Understanding the Success of Science & Reply to Potochnik. In K. Khalifa, I. Lawler & E. Shech, Scientific Understanding and Representation: Modeling in the Physical Sciences, Routledge.


Abstract: This chapter sketches a new defense of scientific realism based on understanding the success of science and then considers what features understanding must have for this defense to succeed. It argues that if scientific realism involves knowledge of unobservables, then the relevant state of understanding some phenomenon must involve grasping that the phenomenon occurs independently of the scientist’s actions or community. The chapter concludes by arguing that both Giere and Potochnik are unable to provide this type of defense of scientific realism.

A Defense of Truth as a Necessary Condition on Scientific Explanation, Erkenntnis 88 (2023): 621-640.

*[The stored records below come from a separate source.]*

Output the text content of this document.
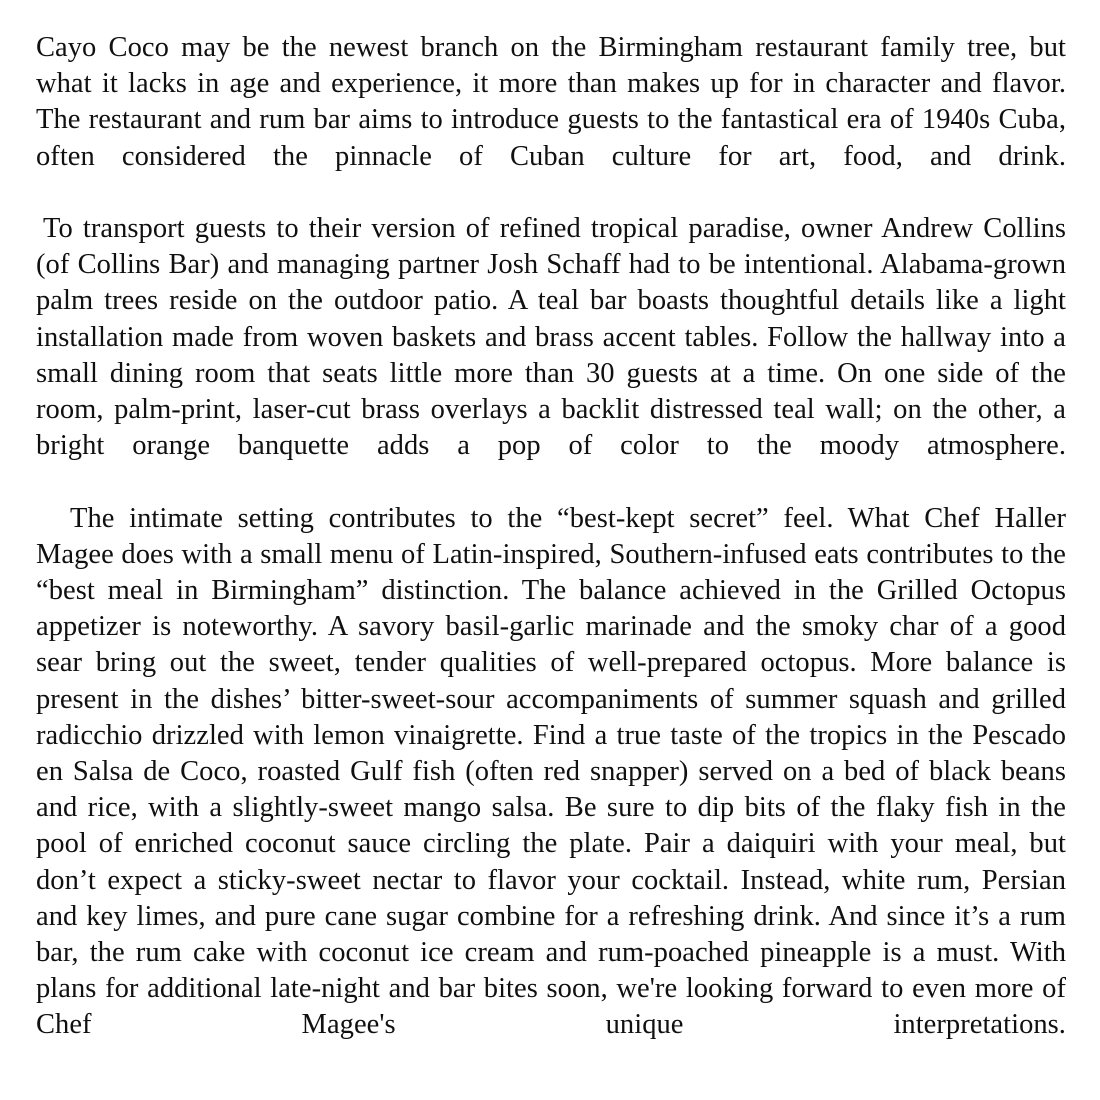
Cayo Coco may be the newest branch on the Birmingham restaurant family tree, but what it lacks in age and experience, it more than makes up for in character and flavor. The restaurant and rum bar aims to introduce guests to the fantastical era of 1940s Cuba, often considered the pinnacle of Cuban culture for art, food, and drink.

To transport guests to their version of refined tropical paradise, owner Andrew Collins (of Collins Bar) and managing partner Josh Schaff had to be intentional. Alabama-grown palm trees reside on the outdoor patio. A teal bar boasts thoughtful details like a light installation made from woven baskets and brass accent tables. Follow the hallway into a small dining room that seats little more than 30 guests at a time. On one side of the room, palm-print, laser-cut brass overlays a backlit distressed teal wall; on the other, a bright orange banquette adds a pop of color to the moody atmosphere.

The intimate setting contributes to the “best-kept secret” feel. What Chef Haller Magee does with a small menu of Latin-inspired, Southern-infused eats contributes to the “best meal in Birmingham” distinction. The balance achieved in the Grilled Octopus appetizer is noteworthy. A savory basil-garlic marinade and the smoky char of a good sear bring out the sweet, tender qualities of well-prepared octopus. More balance is present in the dishes’ bitter-sweet-sour accompaniments of summer squash and grilled radicchio drizzled with lemon vinaigrette. Find a true taste of the tropics in the Pescado en Salsa de Coco, roasted Gulf fish (often red snapper) served on a bed of black beans and rice, with a slightly-sweet mango salsa. Be sure to dip bits of the flaky fish in the pool of enriched coconut sauce circling the plate. Pair a daiquiri with your meal, but don’t expect a sticky-sweet nectar to flavor your cocktail. Instead, white rum, Persian and key limes, and pure cane sugar combine for a refreshing drink. And since it’s a rum bar, the rum cake with coconut ice cream and rum-poached pineapple is a must. With plans for additional late-night and bar bites soon, we're looking forward to even more of Chef Magee's unique interpretations.
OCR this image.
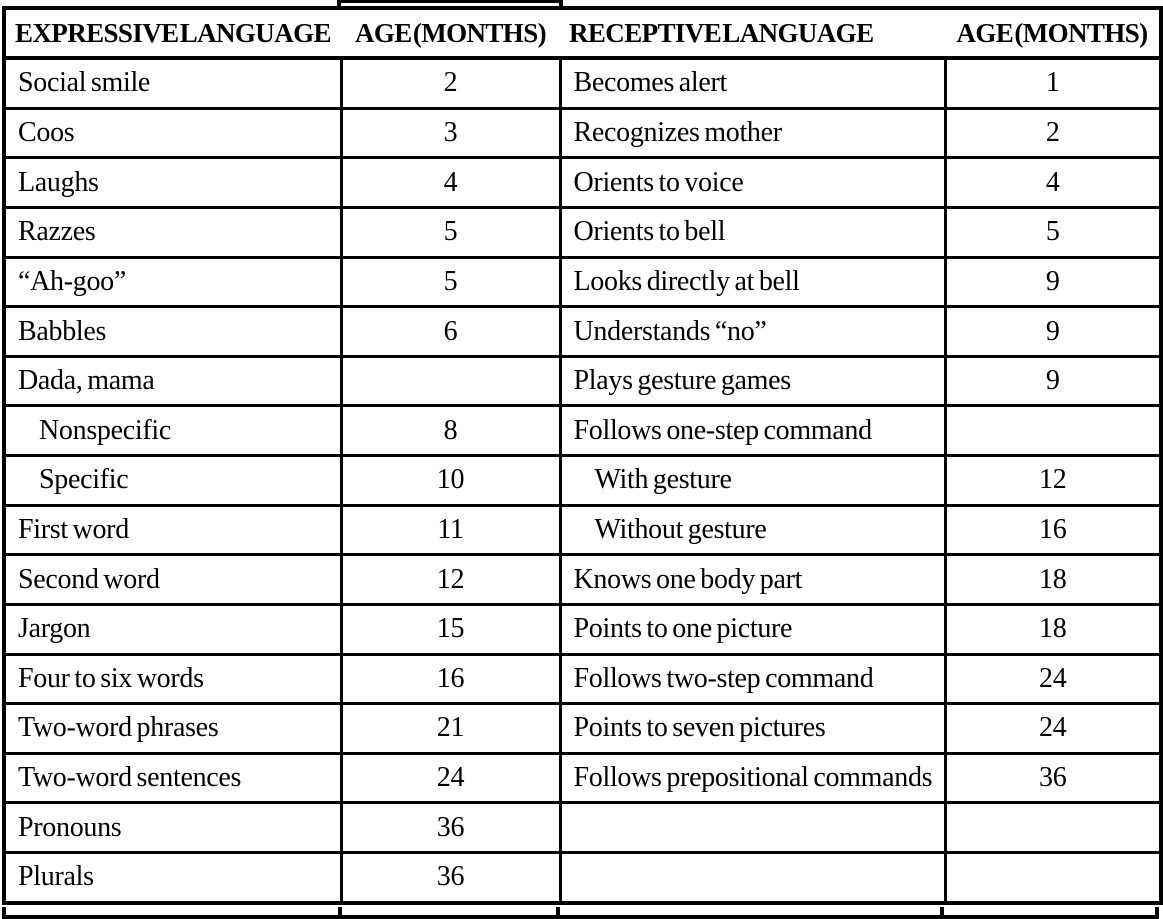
EXPRESSIVE LANGUAGE	AGE (MONTHS)	RECEPTIVE LANGUAGE	AGE (MONTHS)
Social smile	2	Becomes alert	1
Coos	3	Recognizes mother	2
Laughs	4	Orients to voice	4
Razzes	5	Orients to bell	5
“Ah-goo”	5	Looks directly at bell	9
Babbles	6	Understands “no”	9
Dada, mama		Plays gesture games	9
Nonspecific	8	Follows one-step command	
Specific	10	With gesture	12
First word	11	Without gesture	16
Second word	12	Knows one body part	18
Jargon	15	Points to one picture	18
Four to six words	16	Follows two-step command	24
Two-word phrases	21	Points to seven pictures	24
Two-word sentences	24	Follows prepositional commands	36
Pronouns	36		
Plurals	36		
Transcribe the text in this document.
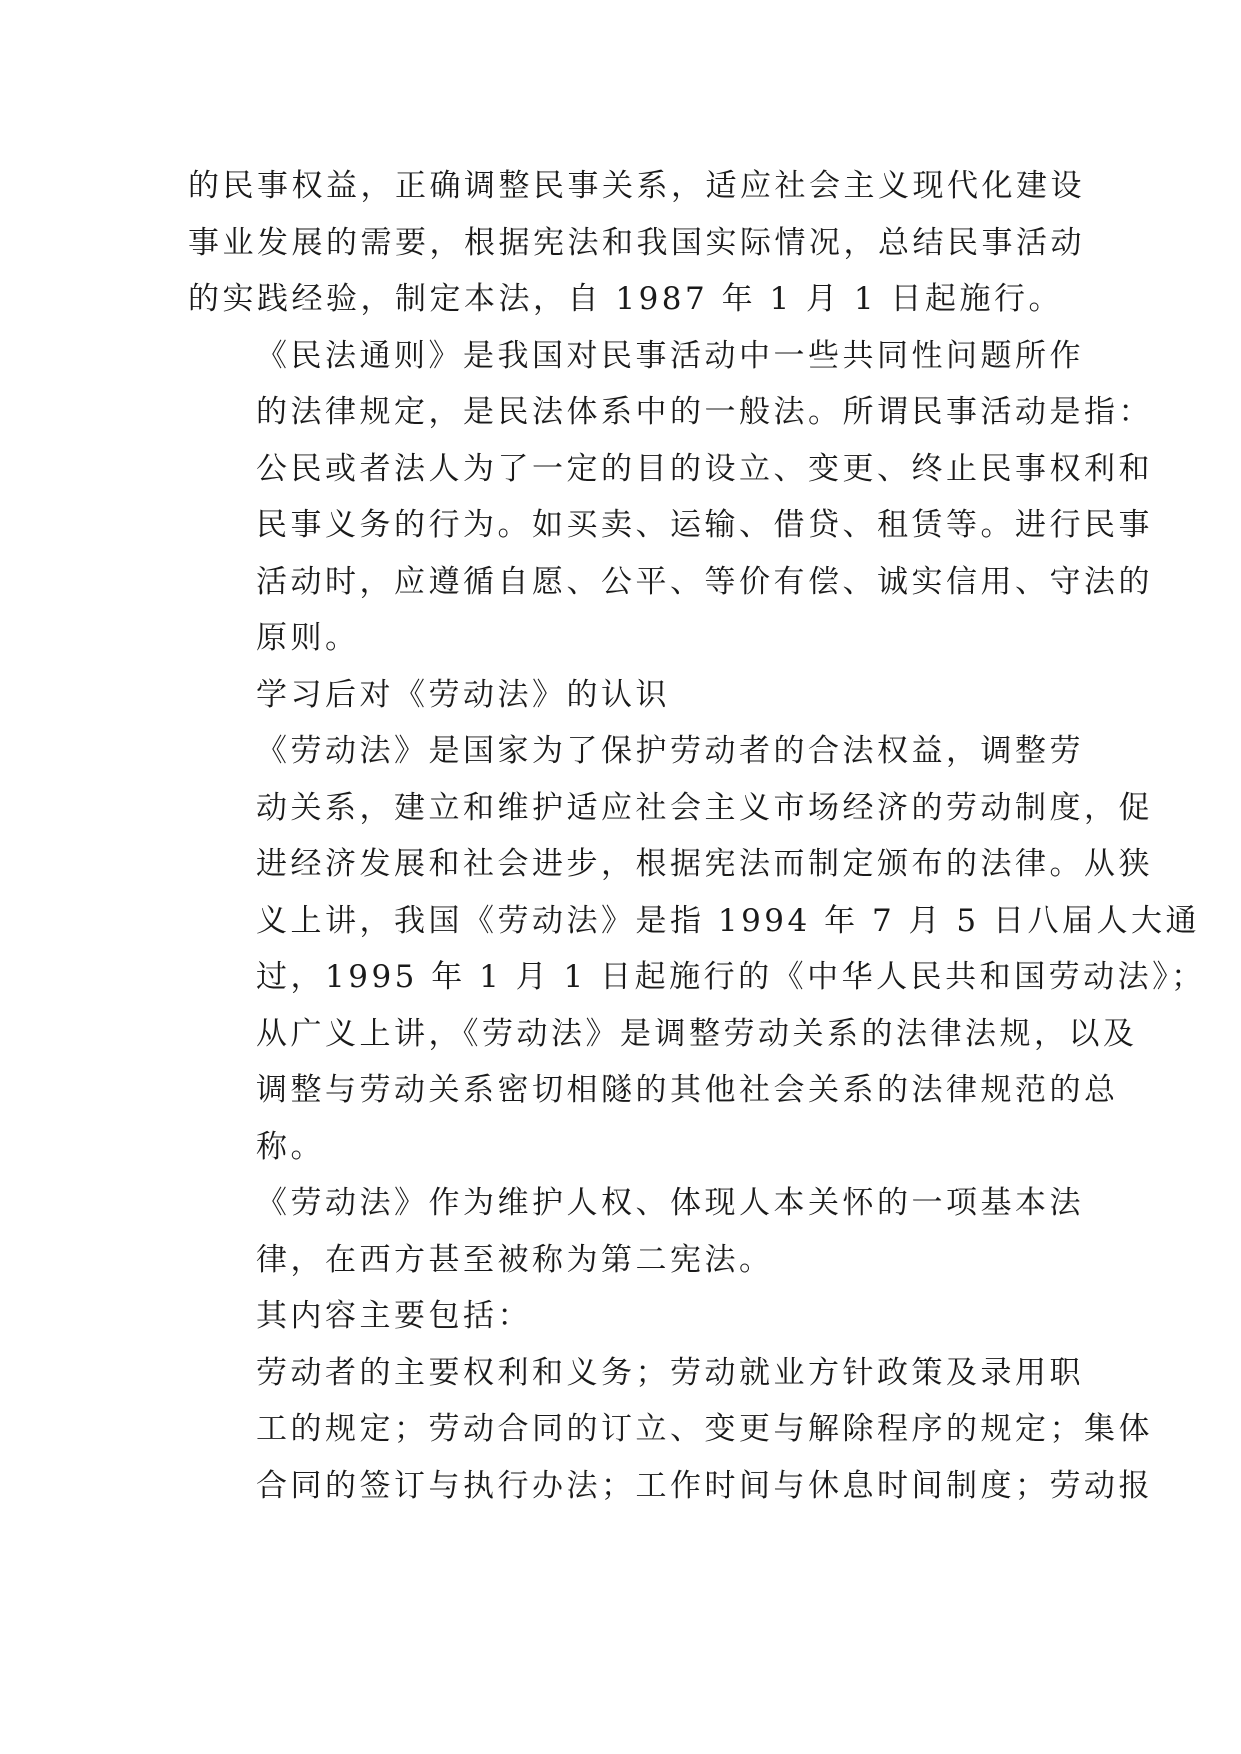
的民事权益，正确调整民事关系，适应社会主义现代化建设
事业发展的需要，根据宪法和我国实际情况，总结民事活动
的实践经验，制定本法，自 1987 年 1 月 1 日起施行。

《民法通则》是我国对民事活动中一些共同性问题所作
的法律规定，是民法体系中的一般法。所谓民事活动是指：
公民或者法人为了一定的目的设立、变更、终止民事权利和
民事义务的行为。如买卖、运输、借贷、租赁等。进行民事
活动时，应遵循自愿、公平、等价有偿、诚实信用、守法的
原则。

学习后对《劳动法》的认识

《劳动法》是国家为了保护劳动者的合法权益，调整劳
动关系，建立和维护适应社会主义市场经济的劳动制度，促
进经济发展和社会进步，根据宪法而制定颁布的法律。从狭
义上讲，我国《劳动法》是指 1994 年 7 月 5 日八届人大通
过，1995 年 1 月 1 日起施行的《中华人民共和国劳动法》；
从广义上讲，《劳动法》是调整劳动关系的法律法规，以及
调整与劳动关系密切相隧的其他社会关系的法律规范的总
称。

《劳动法》作为维护人权、体现人本关怀的一项基本法
律，在西方甚至被称为第二宪法。

其内容主要包括：

劳动者的主要权利和义务；劳动就业方针政策及录用职
工的规定；劳动合同的订立、变更与解除程序的规定；集体
合同的签订与执行办法；工作时间与休息时间制度；劳动报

Abstract: How can a reflective scientist put forward an explanation using a model when they are aware that many of the assumptions used to specify that model are false? This paper addresses this challenge by making two substantial assumptions about explanatory practice. First, many of the propositions deployed in the course of explaining have a non-representational function. In particular, a proposition that a scientist uses and also believes to be false, i.e. an “idealization”, typically has some non-representational function in the practice, such as the interpretation of some model or the specification of the target of the explanation. Second, when an agent puts forward an explanation using a model, they usually aim to remain agnostic about various features of the phenomenon being explained. In this sense, explanations are intended to be autonomous from many of the more fundamental features of such systems. I support these two assumptions by showing how they allow one to address a number of recent concerns raised by Bokulich, Potochnik and Rice. In addition, these assumptions lead to a defense of the view that explanations are wholly true that improves on the accounts developed by Craver, Mäki and Strevens.